Como a Natureza não dá saltos, devemos entender que o primeiro passo para o amor aos inimigos é não retribuir o mal com o mal. É necessário caminhar por etapas, conforme nos ensina O Evangelho Segundo o Espiritismo, no capítulo 12: primeiramente aprendemos a não deixar que o espinho do rancor, da mágoa entre em nosso coração. Daí a necessidade da vigilância e da oração. Exercendo a vigilância sobre nós mesmos, podemos verificar o que estamos guardando em nosso íntimo.
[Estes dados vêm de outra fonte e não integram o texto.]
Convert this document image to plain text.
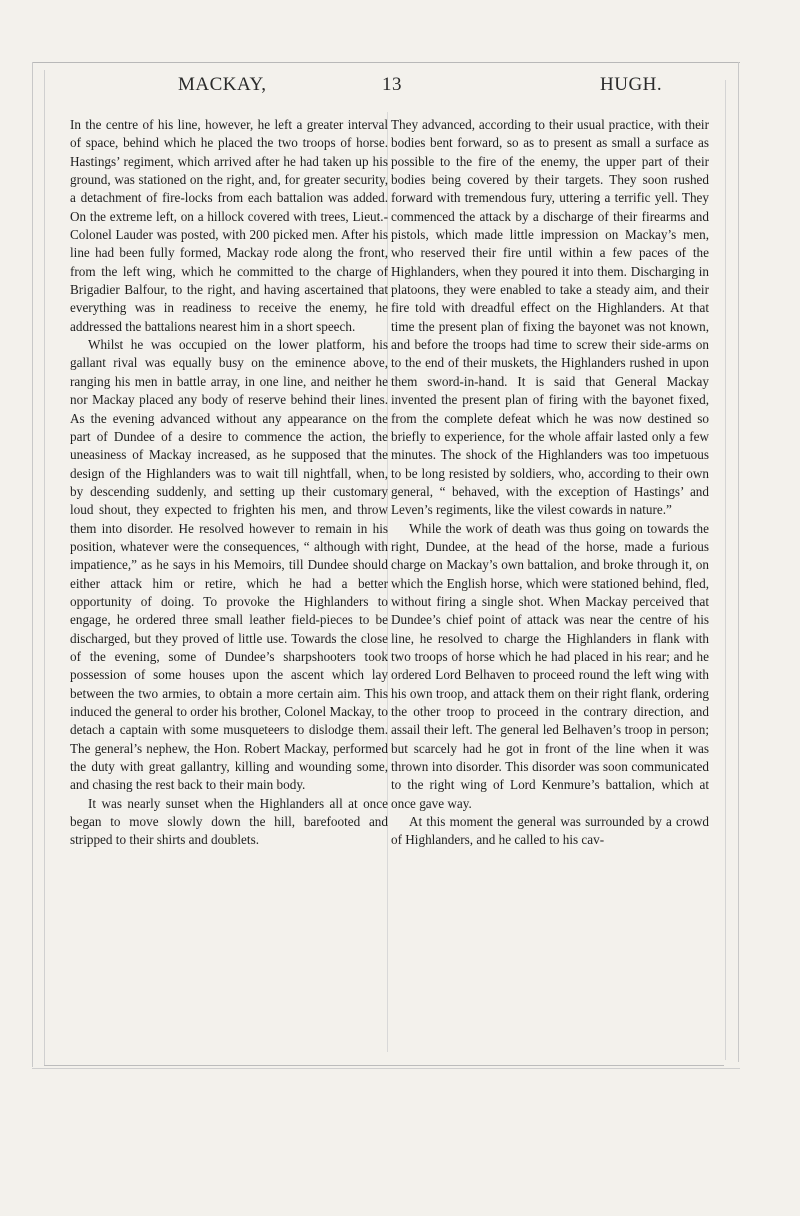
MACKAY,	13	HUGH.

In the centre of his line, however, he left a greater interval of space, behind which he placed the two troops of horse. Hastings’ regiment, which arrived after he had taken up his ground, was stationed on the right, and, for greater security, a detachment of fire-locks from each battalion was added. On the extreme left, on a hillock covered with trees, Lieut.-Colonel Lauder was posted, with 200 picked men. After his line had been fully formed, Mackay rode along the front, from the left wing, which he committed to the charge of Brigadier Balfour, to the right, and having ascertained that everything was in readiness to receive the enemy, he addressed the battalions nearest him in a short speech.

Whilst he was occupied on the lower platform, his gallant rival was equally busy on the eminence above, ranging his men in battle array, in one line, and neither he nor Mackay placed any body of reserve behind their lines. As the evening advanced without any appearance on the part of Dundee of a desire to commence the action, the uneasiness of Mackay increased, as he supposed that the design of the Highlanders was to wait till nightfall, when, by descending suddenly, and setting up their customary loud shout, they expected to frighten his men, and throw them into disorder. He resolved however to remain in his position, whatever were the consequences, “ although with impatience,” as he says in his Memoirs, till Dundee should either attack him or retire, which he had a better opportunity of doing. To provoke the Highlanders to engage, he ordered three small leather field-pieces to be discharged, but they proved of little use. Towards the close of the evening, some of Dundee’s sharpshooters took possession of some houses upon the ascent which lay between the two armies, to obtain a more certain aim. This induced the general to order his brother, Colonel Mackay, to detach a captain with some musqueteers to dislodge them. The general’s nephew, the Hon. Robert Mackay, performed the duty with great gallantry, killing and wounding some, and chasing the rest back to their main body.

It was nearly sunset when the Highlanders all at once began to move slowly down the hill, barefooted and stripped to their shirts and doublets.

They advanced, according to their usual practice, with their bodies bent forward, so as to present as small a surface as possible to the fire of the enemy, the upper part of their bodies being covered by their targets. They soon rushed forward with tremendous fury, uttering a terrific yell. They commenced the attack by a discharge of their firearms and pistols, which made little impression on Mackay’s men, who reserved their fire until within a few paces of the Highlanders, when they poured it into them. Discharging in platoons, they were enabled to take a steady aim, and their fire told with dreadful effect on the Highlanders. At that time the present plan of fixing the bayonet was not known, and before the troops had time to screw their side-arms on to the end of their muskets, the Highlanders rushed in upon them sword-in-hand. It is said that General Mackay invented the present plan of firing with the bayonet fixed, from the complete defeat which he was now destined so briefly to experience, for the whole affair lasted only a few minutes. The shock of the Highlanders was too impetuous to be long resisted by soldiers, who, according to their own general, “ behaved, with the exception of Hastings’ and Leven’s regiments, like the vilest cowards in nature.”

While the work of death was thus going on towards the right, Dundee, at the head of the horse, made a furious charge on Mackay’s own battalion, and broke through it, on which the English horse, which were stationed behind, fled, without firing a single shot. When Mackay perceived that Dundee’s chief point of attack was near the centre of his line, he resolved to charge the Highlanders in flank with two troops of horse which he had placed in his rear; and he ordered Lord Belhaven to proceed round the left wing with his own troop, and attack them on their right flank, ordering the other troop to proceed in the contrary direction, and assail their left. The general led Belhaven’s troop in person; but scarcely had he got in front of the line when it was thrown into disorder. This disorder was soon communicated to the right wing of Lord Kenmure’s battalion, which at once gave way.

At this moment the general was surrounded by a crowd of Highlanders, and he called to his cav-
Através da oração, conseguimos, pouco a pouco, expelir o fel da mágoa, o desejo de vingança e da malquerença. Vamos, assim, procedendo a uma revisão naquilo que guardamos no coração. Essa limpeza interior é extremamente saudável, pois ao substituirmos os maus sentimentos por outros bons, estaremos melhorando nosso ânimo e até a nossa saúde física.  Além do mais, não tendo mágoa, amargura, rancor, azedume dentro de nós, nosso relacionamento com o próximo será cada vez melhor, (…) porque da abundância do seu coração fala a boca. (Lc, 6:45)

Assim é que aprendemos a retribuir o mal com o bem. É um processo vagaroso, a ser trabalhado dentro de nós ao longo dos séculos. Aquela extraordinária capacidade de perdoar, Ghandi não a recebeu como graça, nem a conseguiu de um dia para o outro. Ele a desenvolveu através do seu esforço, vida após vida, seguindo o que preceitua o Evangelho: Assim resplandeça a vossa luz diante dos homens. (Mt, 5:16)

O perdão, com o apagamento de qualquer resquício de mágoa, é essencial para o progresso das criaturas. Ensinando-nos isso, Jesus colocou o esforço de apaziguamento acima de um ponto alto do culto judeu, recomendando: Se trouxeres tua oferta ao altar, e aí te lembrares de que teu irmão tem alguma coisa contra ti, deixa ali, diante do altar a tua oferta e vai primeiro reconciliar-te com o teu irmão, e depois vem e apresenta a tua oferta. (Mt, 5:23 e 24)

O Espiritismo, como doutrina evolucionista, nos ensina que a santificação não se consegue com o esforço alheio, nem através de rezas, nem de graças caídas do céu. O progresso, a espiritualização da criatura humana é tarefa individual, constante, intransferível e consciente. E o Espírito que se detém a colecionar ofensas recebidas, desejos de revide, ou apenas mágoas, queda-se estacionado na senda do progresso espiritual.

O Mestre iniciou um novo ciclo da evolução humana, ensinando o caminho para a angelização do homem, no sentido de transcender os limites da justiça, alcançando aqueles da misericórdia.